Day 4 (at LEAST).
It is now Thursday, and they're still there.
And apparently, wherever Wal-Mart outsources it's photo development to observes Berchtold's Day, because there is a one-day delay "due to the Holiday."
But back to the skinned corpses in Warm Fork Park.
This provides an excellent opportunity to compare government bureaucracy to private management.
Suppose Warm Fork Park was privately owned/managed. And suppose they charged a small admission fee to the park. How long would it take them to get this cleaned up? The longer the rotting corpses stayed there, the less money they would get, so I HAVE to believe they would find a way clean it up as soon as it was first reported. Even if it was reported on a holiday.

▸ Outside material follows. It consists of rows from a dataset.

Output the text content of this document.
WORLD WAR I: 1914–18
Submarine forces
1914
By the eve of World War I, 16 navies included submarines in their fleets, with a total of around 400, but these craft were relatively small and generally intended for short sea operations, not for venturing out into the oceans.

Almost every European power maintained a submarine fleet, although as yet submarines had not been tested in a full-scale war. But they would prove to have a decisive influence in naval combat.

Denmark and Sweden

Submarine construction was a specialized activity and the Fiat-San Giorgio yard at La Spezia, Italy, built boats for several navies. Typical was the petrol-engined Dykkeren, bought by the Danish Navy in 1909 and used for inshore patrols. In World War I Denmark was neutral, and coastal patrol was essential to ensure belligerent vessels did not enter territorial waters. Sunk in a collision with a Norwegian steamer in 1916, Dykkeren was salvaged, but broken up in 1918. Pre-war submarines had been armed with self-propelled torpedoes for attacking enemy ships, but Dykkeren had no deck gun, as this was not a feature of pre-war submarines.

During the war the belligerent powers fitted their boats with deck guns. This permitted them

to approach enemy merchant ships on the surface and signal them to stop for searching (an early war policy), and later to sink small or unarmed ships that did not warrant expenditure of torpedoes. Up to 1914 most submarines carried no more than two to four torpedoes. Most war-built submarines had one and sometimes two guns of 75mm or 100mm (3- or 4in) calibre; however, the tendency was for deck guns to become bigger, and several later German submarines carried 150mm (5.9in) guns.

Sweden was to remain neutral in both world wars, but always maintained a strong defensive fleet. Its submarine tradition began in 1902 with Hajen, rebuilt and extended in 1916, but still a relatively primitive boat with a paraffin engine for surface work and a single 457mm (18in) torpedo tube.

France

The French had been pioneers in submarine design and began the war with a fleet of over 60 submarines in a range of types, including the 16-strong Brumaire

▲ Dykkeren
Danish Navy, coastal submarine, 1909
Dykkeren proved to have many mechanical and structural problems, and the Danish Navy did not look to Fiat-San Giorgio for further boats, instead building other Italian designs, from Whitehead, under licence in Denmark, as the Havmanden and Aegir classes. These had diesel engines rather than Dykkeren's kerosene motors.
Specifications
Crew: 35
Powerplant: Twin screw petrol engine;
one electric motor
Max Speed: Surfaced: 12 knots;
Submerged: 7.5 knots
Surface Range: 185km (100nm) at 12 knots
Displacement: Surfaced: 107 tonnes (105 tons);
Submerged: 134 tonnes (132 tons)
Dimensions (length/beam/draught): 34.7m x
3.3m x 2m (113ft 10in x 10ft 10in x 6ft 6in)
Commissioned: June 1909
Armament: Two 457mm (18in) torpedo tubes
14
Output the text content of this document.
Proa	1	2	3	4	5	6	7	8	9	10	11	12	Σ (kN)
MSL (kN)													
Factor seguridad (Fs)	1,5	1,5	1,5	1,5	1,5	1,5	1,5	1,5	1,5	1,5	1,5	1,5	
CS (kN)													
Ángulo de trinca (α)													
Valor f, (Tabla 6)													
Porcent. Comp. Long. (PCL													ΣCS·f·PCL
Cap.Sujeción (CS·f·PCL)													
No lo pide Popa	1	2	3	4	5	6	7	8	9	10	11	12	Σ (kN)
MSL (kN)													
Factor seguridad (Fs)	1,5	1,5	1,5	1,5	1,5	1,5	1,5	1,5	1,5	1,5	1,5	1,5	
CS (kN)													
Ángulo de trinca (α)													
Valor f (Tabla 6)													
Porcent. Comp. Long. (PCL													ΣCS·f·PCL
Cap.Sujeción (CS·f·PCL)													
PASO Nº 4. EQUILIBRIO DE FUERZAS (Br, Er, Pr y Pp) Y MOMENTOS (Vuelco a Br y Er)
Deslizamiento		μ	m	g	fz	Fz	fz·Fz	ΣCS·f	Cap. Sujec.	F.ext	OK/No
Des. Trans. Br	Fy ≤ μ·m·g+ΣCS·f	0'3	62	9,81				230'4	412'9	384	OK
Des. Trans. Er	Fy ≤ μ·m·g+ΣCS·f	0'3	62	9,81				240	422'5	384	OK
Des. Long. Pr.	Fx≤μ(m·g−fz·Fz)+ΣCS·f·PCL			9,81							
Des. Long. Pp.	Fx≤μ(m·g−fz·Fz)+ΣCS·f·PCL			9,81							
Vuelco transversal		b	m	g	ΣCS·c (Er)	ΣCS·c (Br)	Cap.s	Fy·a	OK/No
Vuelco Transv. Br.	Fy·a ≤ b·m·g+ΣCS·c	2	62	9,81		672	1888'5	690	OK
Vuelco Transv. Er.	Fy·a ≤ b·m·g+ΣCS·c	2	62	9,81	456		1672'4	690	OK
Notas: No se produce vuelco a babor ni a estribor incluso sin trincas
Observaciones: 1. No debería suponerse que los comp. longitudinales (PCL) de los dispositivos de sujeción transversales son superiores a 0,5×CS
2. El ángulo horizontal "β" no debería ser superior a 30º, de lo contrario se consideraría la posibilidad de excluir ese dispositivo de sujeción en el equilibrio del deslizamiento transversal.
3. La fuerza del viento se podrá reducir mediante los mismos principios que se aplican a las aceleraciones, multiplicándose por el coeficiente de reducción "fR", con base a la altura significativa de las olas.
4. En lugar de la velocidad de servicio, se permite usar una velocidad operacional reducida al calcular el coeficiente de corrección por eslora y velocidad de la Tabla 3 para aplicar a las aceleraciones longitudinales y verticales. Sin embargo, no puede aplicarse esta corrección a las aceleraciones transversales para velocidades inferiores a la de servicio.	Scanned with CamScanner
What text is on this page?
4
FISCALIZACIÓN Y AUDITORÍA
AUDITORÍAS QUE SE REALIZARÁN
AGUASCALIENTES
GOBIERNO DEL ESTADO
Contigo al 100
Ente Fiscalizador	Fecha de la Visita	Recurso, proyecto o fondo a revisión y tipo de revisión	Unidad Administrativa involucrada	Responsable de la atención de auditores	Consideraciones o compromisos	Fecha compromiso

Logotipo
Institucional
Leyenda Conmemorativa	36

Now, let's take a look at the Warm Fork Park that IS. It is funded by tax dollars, which means that no matter HOW awful the conditions are at the park, and no matter how many people don't use it, they get the same amount of money. Maybe this explains why they still have 17th-century restroom facilities that are cleaned so infrequently that sometimes people would rather take a dump on the floor than on the seat perched above the hole in the ground. (Yes, I've seen the evidence of that actually happening. As I recall, THAT wasn't cleaned up for quite awhile, either.) And maybe that explains why nobody in charge of managing the park has realized that people MIGHT want to wash their hands after using the bathroom. Or that toilet paper occasionally has to be REPLACED.
So, in short, there is no incentive for city employees to remove the rotting corpses.
Such a thing would NEVER happen at Disneyland.